Repubblica: “Quei novanta senza terra né nave «Siamo siciliani, fateci imbarcare»”

L’edizione odierna de “La Repubblica” si sofferma sulla novantina di persone obbligate a rimanere sotto la pioggia a guardare le poche navi che solcano semivuote lo Stretto, senza poterci salire. «Ma non siamo turisti, stiamo chiedendo solo di tornare a casa, dove paghiamo anche le tasse, dove votiamo noi e le nostre famiglie. Questo Musumeci se lo ricorda?», ripetono. A masticarla a denti stretti, tutti lavoratori. Una squadra di operai del Palermitano arriva dalla Bretagna. Il cantiere navale in cui lavoravano ha chiuso per tre settimane «ma ci hanno detto che la cosa durerà di più» e loro si sono trovati senza neanche un tetto sulla testa. Anche gli alloggi delle maestranze sono stati sprangati. «Cosa avremmo dovuto fare?
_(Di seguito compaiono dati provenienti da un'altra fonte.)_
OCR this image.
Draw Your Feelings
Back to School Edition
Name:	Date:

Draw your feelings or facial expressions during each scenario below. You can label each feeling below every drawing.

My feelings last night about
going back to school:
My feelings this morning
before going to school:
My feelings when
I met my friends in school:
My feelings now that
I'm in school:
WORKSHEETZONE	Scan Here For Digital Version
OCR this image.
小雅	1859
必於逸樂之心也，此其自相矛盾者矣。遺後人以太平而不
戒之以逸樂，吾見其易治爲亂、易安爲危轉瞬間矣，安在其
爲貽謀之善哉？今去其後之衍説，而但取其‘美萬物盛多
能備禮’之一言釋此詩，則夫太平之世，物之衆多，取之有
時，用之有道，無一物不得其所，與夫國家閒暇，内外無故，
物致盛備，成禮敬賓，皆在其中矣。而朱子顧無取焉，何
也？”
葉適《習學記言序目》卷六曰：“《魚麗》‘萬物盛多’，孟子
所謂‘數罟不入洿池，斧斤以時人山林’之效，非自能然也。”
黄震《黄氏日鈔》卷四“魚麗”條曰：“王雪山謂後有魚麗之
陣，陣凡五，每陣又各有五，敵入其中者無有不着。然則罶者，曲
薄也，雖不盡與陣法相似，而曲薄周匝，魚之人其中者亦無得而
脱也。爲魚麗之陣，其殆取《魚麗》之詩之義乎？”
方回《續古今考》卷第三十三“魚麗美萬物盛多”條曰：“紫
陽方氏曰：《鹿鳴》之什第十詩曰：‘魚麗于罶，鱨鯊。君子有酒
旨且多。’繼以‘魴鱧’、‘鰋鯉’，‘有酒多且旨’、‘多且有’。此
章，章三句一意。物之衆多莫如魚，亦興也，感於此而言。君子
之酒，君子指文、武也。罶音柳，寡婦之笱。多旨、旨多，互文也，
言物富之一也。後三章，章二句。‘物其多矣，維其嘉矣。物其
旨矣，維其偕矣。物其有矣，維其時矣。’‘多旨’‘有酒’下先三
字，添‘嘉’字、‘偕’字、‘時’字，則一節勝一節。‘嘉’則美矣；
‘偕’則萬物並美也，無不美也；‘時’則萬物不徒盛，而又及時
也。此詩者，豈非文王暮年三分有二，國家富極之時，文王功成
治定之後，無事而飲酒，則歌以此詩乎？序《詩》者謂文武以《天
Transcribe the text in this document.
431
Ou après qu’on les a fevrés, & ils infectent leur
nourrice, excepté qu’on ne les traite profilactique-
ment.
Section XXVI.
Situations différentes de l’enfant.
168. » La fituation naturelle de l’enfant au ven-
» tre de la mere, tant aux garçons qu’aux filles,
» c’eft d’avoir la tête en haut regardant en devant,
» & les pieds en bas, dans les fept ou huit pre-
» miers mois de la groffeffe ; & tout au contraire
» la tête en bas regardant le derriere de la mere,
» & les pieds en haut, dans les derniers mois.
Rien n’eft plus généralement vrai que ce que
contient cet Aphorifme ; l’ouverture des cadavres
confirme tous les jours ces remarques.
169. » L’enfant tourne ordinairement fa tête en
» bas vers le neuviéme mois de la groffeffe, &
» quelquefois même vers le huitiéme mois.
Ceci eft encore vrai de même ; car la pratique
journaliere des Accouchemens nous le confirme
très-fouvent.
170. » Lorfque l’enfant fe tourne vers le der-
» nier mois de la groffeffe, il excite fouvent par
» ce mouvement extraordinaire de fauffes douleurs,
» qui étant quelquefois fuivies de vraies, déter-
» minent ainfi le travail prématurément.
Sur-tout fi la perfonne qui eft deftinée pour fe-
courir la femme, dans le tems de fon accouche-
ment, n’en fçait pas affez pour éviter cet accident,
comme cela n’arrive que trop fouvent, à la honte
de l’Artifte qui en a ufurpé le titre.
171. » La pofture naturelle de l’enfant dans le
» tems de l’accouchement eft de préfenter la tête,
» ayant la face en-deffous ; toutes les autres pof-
Cercare casa in affitto?». Si sono messi in viaggio per tornare a casa, con certificazioni rilasciate dall’azienda, registrazione online al portale della Regione siciliana e documenti che hanno retto «a cinque posti di blocco da Ventimiglia a Villa San Giovanni». «Avessi una stanza in affitto, non sarei tornato — dice il più giovane — ma senza lavoro lì non saprei come vivere». Una storia che si ripete in fotocopia per buona parte dei condannati all’attesa sul piazzale di Villa San Giovanni. Caritas, associazioni, Comune, Protezione civile regionale hanno provato a fornire pasti e coperte per smorzare le tensioni e rendere meno dure le ore di stallo. Ma la primavera al Sud non è ancora arrivata e più volte a scaldarsi sono stati solo gli animi, impiccati alla girandola di soluzioni che nel corso della giornata sono state ventilate, dalla quarantena in Calabria al passaggio a scaglioni in tempi da definirsi. Una giornata di contrattazioni fra i governatori delle due regioni, Musumeci e Jole Santelli, con il ministero dell’Interno prima a mediare e poi a fare la voce grossa, alla fine ha regalato una speranza. Che ha la forma del traghetto delle 22.